The RWE4Decisions initiative can do its part in a multi-stakeholder EU Learning Network for RWE by continuing to bring together policy makers, payers, HTA bodies, regulatory bodies, clinicians, patient groups, industry, and academic experts to share expertise as they try to implement these stakeholder actions. Keeping abreast of initiatives in other groups, piloting new processes with decision makers, discussing implementation challenges, and reflecting on challenges and successes can all contribute to outputs and continuous learning to realize improvements in the use of RWE to inform decisions about highly innovative technologies. This is particularly important for areas where there is high unmet need and where EU cross border collaboration is most needed, in the area of rare diseases.
Conclusions
Highly innovative technologies make a good case study to consider how RWE can be developed through iterative multi-stakeholder dialogues to inform decisions by Payers/HTA bodies. All stakeholders need to be involved, to agree what RWD is needed for what purpose, how it can be collected, when, by whom and how. This includes considerations of cross-border (cross-health system) HTA/regulatory collaboration to agree RWD requirements and the associated infrastructure, development of data analytics methods for HTA, and transparency in RWE studies akin to that of RCTs. Demonstration projects on highly innovative technologies could realize some of the stakeholder actions presented in this paper, start to deliver some of the outputs, and inform how new processes can be developed.
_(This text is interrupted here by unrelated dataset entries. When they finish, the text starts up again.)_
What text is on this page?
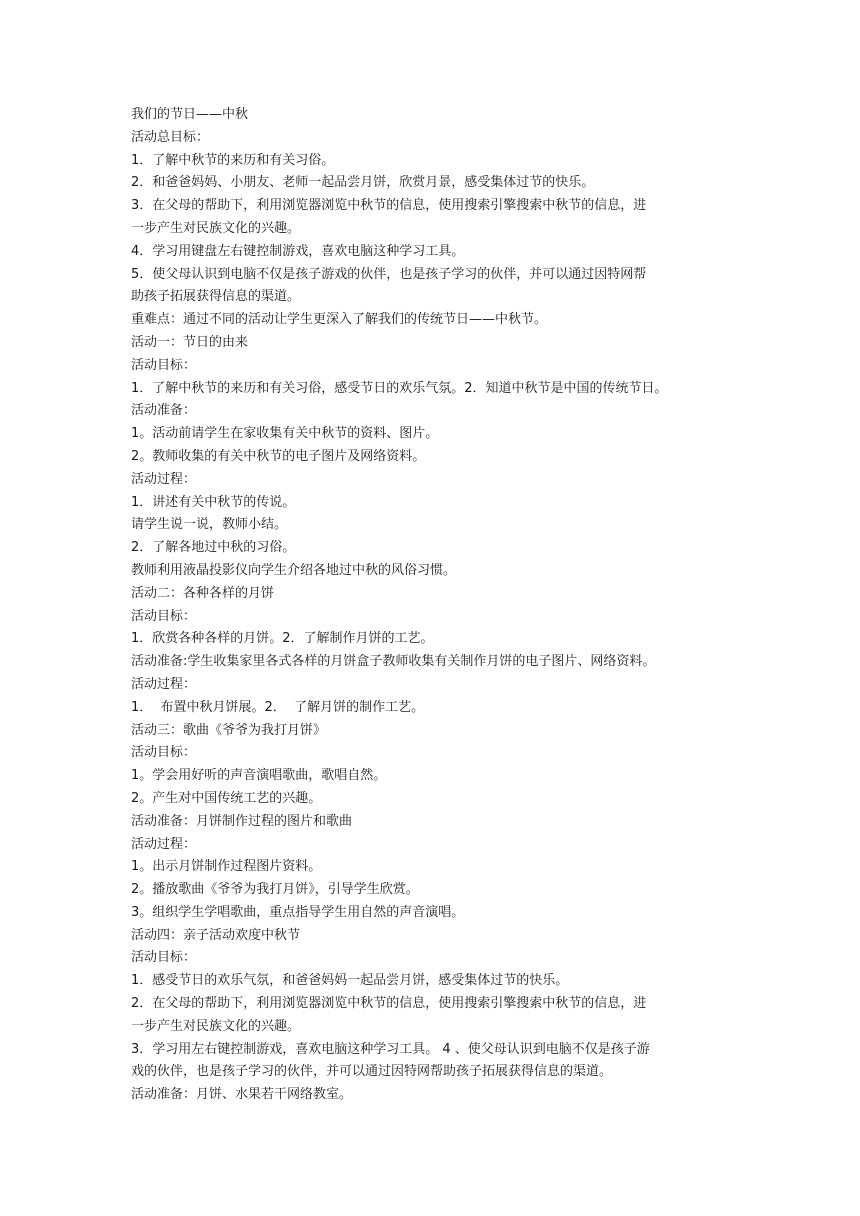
我们的节日——中秋
活动总目标：
1．了解中秋节的来历和有关习俗。
2．和爸爸妈妈、小朋友、老师一起品尝月饼，欣赏月景，感受集体过节的快乐。
3．在父母的帮助下，利用浏览器浏览中秋节的信息，使用搜索引擎搜索中秋节的信息，进
一步产生对民族文化的兴趣。
4．学习用键盘左右键控制游戏，喜欢电脑这种学习工具。
5．使父母认识到电脑不仅是孩子游戏的伙伴，也是孩子学习的伙伴，并可以通过因特网帮
助孩子拓展获得信息的渠道。
重难点：通过不同的活动让学生更深入了解我们的传统节日——中秋节。
活动一：节日的由来
活动目标：
1．了解中秋节的来历和有关习俗，感受节日的欢乐气氛。2．知道中秋节是中国的传统节日。
活动准备：
1。活动前请学生在家收集有关中秋节的资料、图片。
2。教师收集的有关中秋节的电子图片及网络资料。
活动过程：
1．讲述有关中秋节的传说。
请学生说一说，教师小结。
2．了解各地过中秋的习俗。
教师利用液晶投影仪向学生介绍各地过中秋的风俗习惯。
活动二：各种各样的月饼
活动目标：
1．欣赏各种各样的月饼。2．了解制作月饼的工艺。
活动准备:学生收集家里各式各样的月饼盒子教师收集有关制作月饼的电子图片、网络资料。
活动过程：
1．  布置中秋月饼展。2．  了解月饼的制作工艺。
活动三：歌曲《爷爷为我打月饼》
活动目标：
1。学会用好听的声音演唱歌曲，歌唱自然。
2。产生对中国传统工艺的兴趣。
活动准备：月饼制作过程的图片和歌曲
活动过程：
1。出示月饼制作过程图片资料。
2。播放歌曲《爷爷为我打月饼》，引导学生欣赏。
3。组织学生学唱歌曲，重点指导学生用自然的声音演唱。
活动四：亲子活动欢度中秋节
活动目标：
1．感受节日的欢乐气氛，和爸爸妈妈一起品尝月饼，感受集体过节的快乐。
2．在父母的帮助下，利用浏览器浏览中秋节的信息，使用搜索引擎搜索中秋节的信息，进
一步产生对民族文化的兴趣。
3．学习用左右键控制游戏，喜欢电脑这种学习工具。 4 、使父母认识到电脑不仅是孩子游
戏的伙伴，也是孩子学习的伙伴，并可以通过因特网帮助孩子拓展获得信息的渠道。
活动准备：月饼、水果若干网络教室。
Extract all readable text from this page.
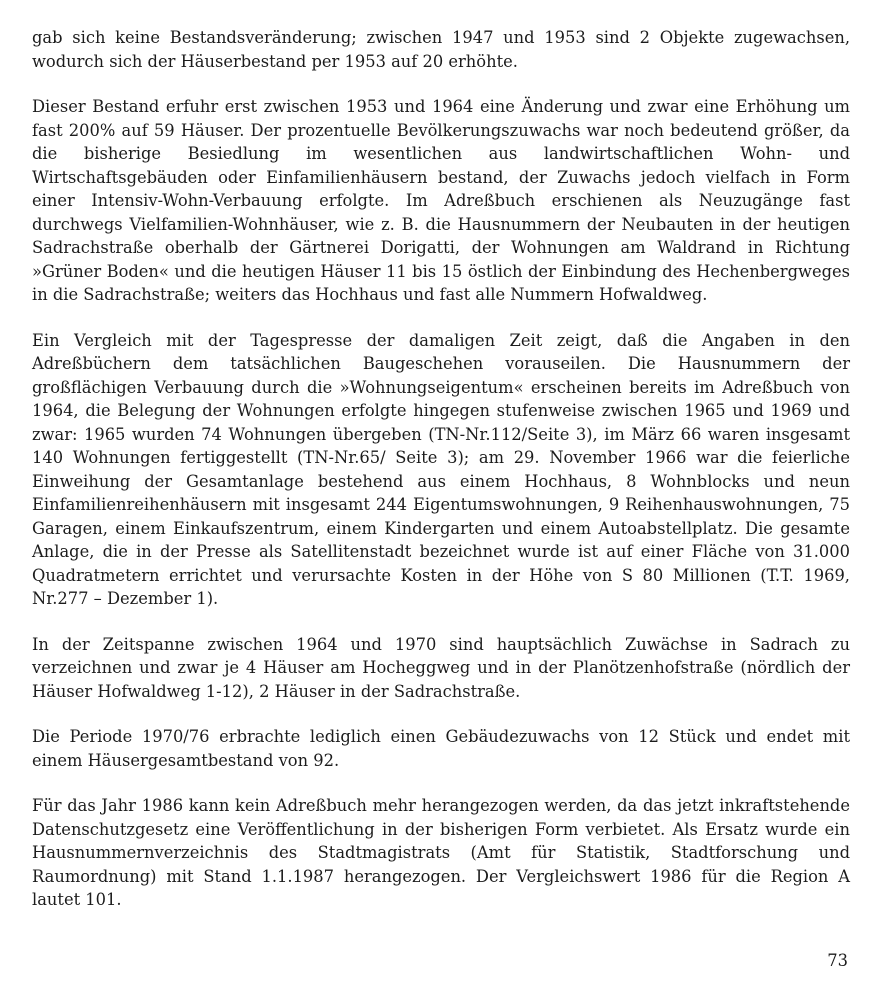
gab sich keine Bestandsveränderung; zwischen 1947 und 1953 sind 2 Objekte zugewachsen, wodurch sich der Häuserbestand per 1953 auf 20 erhöhte.

Dieser Bestand erfuhr erst zwischen 1953 und 1964 eine Änderung und zwar eine Erhöhung um fast 200% auf 59 Häuser. Der prozentuelle Bevölkerungszuwachs war noch bedeutend größer, da die bisherige Besiedlung im wesentlichen aus landwirtschaftlichen Wohn- und Wirtschaftsgebäuden oder Einfamilienhäusern bestand, der Zuwachs jedoch vielfach in Form einer Intensiv-Wohn-Verbauung erfolgte. Im Adreßbuch erschienen als Neuzugänge fast durchwegs Vielfamilien-Wohnhäuser, wie z. B. die Hausnummern der Neubauten in der heutigen Sadrachstraße oberhalb der Gärtnerei Dorigatti, der Wohnungen am Waldrand in Richtung »Grüner Boden« und die heutigen Häuser 11 bis 15 östlich der Einbindung des Hechenbergweges in die Sadrachstraße; weiters das Hochhaus und fast alle Nummern Hofwaldweg.

Ein Vergleich mit der Tagespresse der damaligen Zeit zeigt, daß die Angaben in den Adreßbüchern dem tatsächlichen Baugeschehen vorauseilen. Die Hausnummern der großflächigen Verbauung durch die »Wohnungseigentum« erscheinen bereits im Adreßbuch von 1964, die Belegung der Wohnungen erfolgte hingegen stufenweise zwischen 1965 und 1969 und zwar: 1965 wurden 74 Wohnungen übergeben (TN-Nr.112/Seite 3), im März 66 waren insgesamt 140 Wohnungen fertiggestellt (TN-Nr.65/ Seite 3); am 29. November 1966 war die feierliche Einweihung der Gesamtanlage bestehend aus einem Hochhaus, 8 Wohnblocks und neun Einfamilienreihenhäusern mit insgesamt 244 Eigentumswohnungen, 9 Reihenhauswohnungen, 75 Garagen, einem Einkaufszentrum, einem Kindergarten und einem Autoabstellplatz. Die gesamte Anlage, die in der Presse als Satellitenstadt bezeichnet wurde ist auf einer Fläche von 31.000 Quadratmetern errichtet und verursachte Kosten in der Höhe von S 80 Millionen (T.T. 1969, Nr.277 – Dezember 1).

In der Zeitspanne zwischen 1964 und 1970 sind hauptsächlich Zuwächse in Sadrach zu verzeichnen und zwar je 4 Häuser am Hocheggweg und in der Planötzenhofstraße (nördlich der Häuser Hofwaldweg 1-12), 2 Häuser in der Sadrachstraße.

Die Periode 1970/76 erbrachte lediglich einen Gebäudezuwachs von 12 Stück und endet mit einem Häusergesamtbestand von 92.

Für das Jahr 1986 kann kein Adreßbuch mehr herangezogen werden, da das jetzt inkraftstehende Datenschutzgesetz eine Veröffentlichung in der bisherigen Form verbietet. Als Ersatz wurde ein Hausnummernverzeichnis des Stadtmagistrats (Amt für Statistik, Stadtforschung und Raumordnung) mit Stand 1.1.1987 herangezogen. Der Vergleichswert 1986 für die Region A lautet 101.

73
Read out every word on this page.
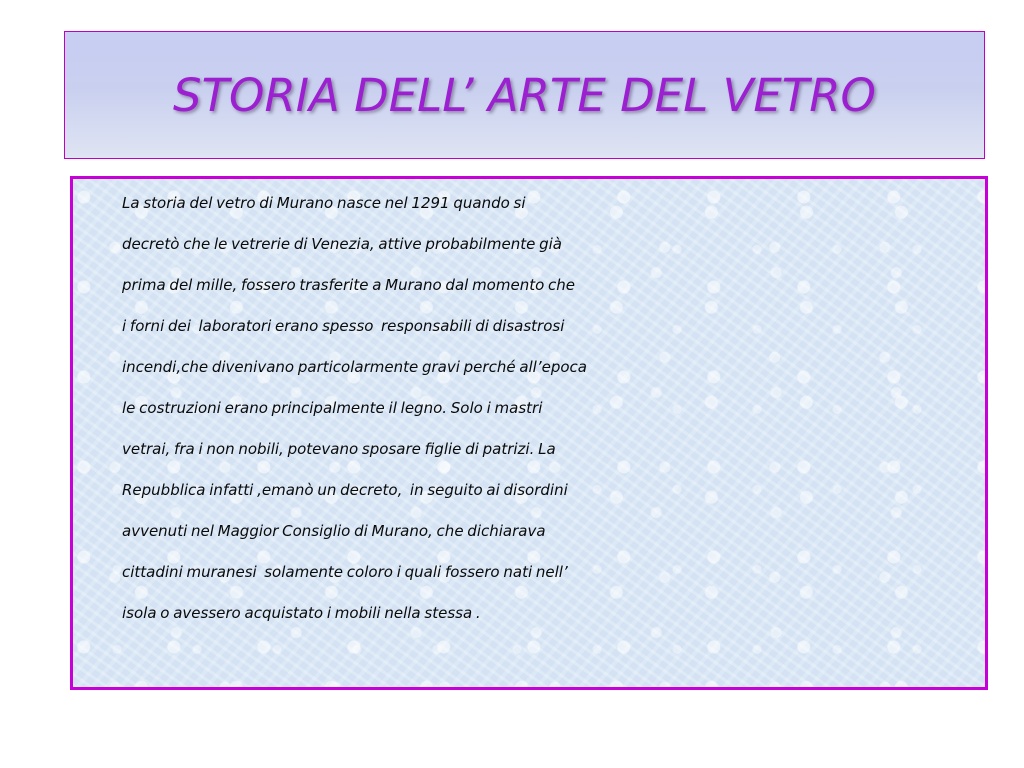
STORIA DELL’ ARTE DEL VETRO

La storia del vetro di Murano nasce nel 1291 quando si
decretò che le vetrerie di Venezia, attive probabilmente già
prima del mille, fossero trasferite a Murano dal momento che
i forni dei  laboratori erano spesso  responsabili di disastrosi
incendi,che divenivano particolarmente gravi perché all’epoca
le costruzioni erano principalmente il legno. Solo i mastri
vetrai, fra i non nobili, potevano sposare figlie di patrizi. La
Repubblica infatti ,emanò un decreto,  in seguito ai disordini
avvenuti nel Maggior Consiglio di Murano, che dichiarava
cittadini muranesi  solamente coloro i quali fossero nati nell’
isola o avessero acquistato i mobili nella stessa .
This will provide substantial insights to a wider learning network that could develop systems to support a learning health system, optimization of health technology use, and improvement in patient outcomes through best use of RWD.
Acknowledgments
The following individuals were members of the Review Group that contributed to the exploration of the issues and development of the stakeholder actions presented in this paper: Lieven Annemans, University of Ghent; Simone Boselli, EURORDIS; Simon Butler, Gilead Sciences; Antonella Cardone, European Cancer Patient Coalition; Marc van de Casteele, INAMI; Ivana Cattaneo, Novartis; Mercedes Echauri, Takeda; Marie-Hélène Fandel, Amgen; Ansgar Hebborn, Hoffman La Roche; Frank Hulstaert, Belgian Health Care Knowledge Centre; Kaisa Immonen, European Patients' Forum; Xavier Kurz, EMA; Denis Lacombe, European Organisation for Research and Treatment of Cancer; Amr Makady, formerly Dutch National Healthcare Institute (ZIN); Alexander Natz, European Confederation of Pharmaceutical Entrepreneurs (EUCOPE); Ulla Närhi, Finnish Permanent Representation to the EU; Patrick Neven, UZ Leuven; Aisling O'Leary, National Centre for Pharmacoeconomics (Ireland); Delphine Roulland, formerly EUCOPE; Ad Schuurman, European Medicines Agency; Jennifer Shum, AstraZeneca; Timon Sibma, ZIN; Chris Sotirelis, EMA Patient Expert; Bjørn Oddvar Strøm, Norwegian Medicines Agency; Lonneke Timmers, ZIN; Sheela Upadhyaya, NICE; Entela Xoxi, Catholic University of Rome.
Source of Funding
This work was financially supported by EUCOPE, Amgen, AstraZeneca, Gilead Sciences, Hoffman-La Roche, Takeda, and Novartis which covered the costs of the multi-stakeholder meetings, the work of FIPRA, and KF for workshop facilitation. Some workshop participants received travel expenses. KF undertook other elements, including all consultation and writing activities as part of her work in the EC H2020 IMPACT HTA project (grant number RE8213). PR and JdeC undertook all work independently under the auspices of their employers.
Conflict of interest
Dr. Facey reports personal fees from FIPRA and grants from EC H2020, during the conduct of the study. Ms. Rannanheimo reports no personal grants; Fimea is the national competent authority for regulating pharmaceuticals in Finland and also a partner organization in EUnetHTA. Ms. Batchelor and Ms. Borchardt report grants from Amgen, Gilead Sciences, Astra Zeneca, Novartis, Takeda, Hoffmann-La Roche, and EUCOPE (European Confederation of Pharmaceutical Entrepreneurs), during the conduct of the study. Mr. De Cock has nothing to disclose.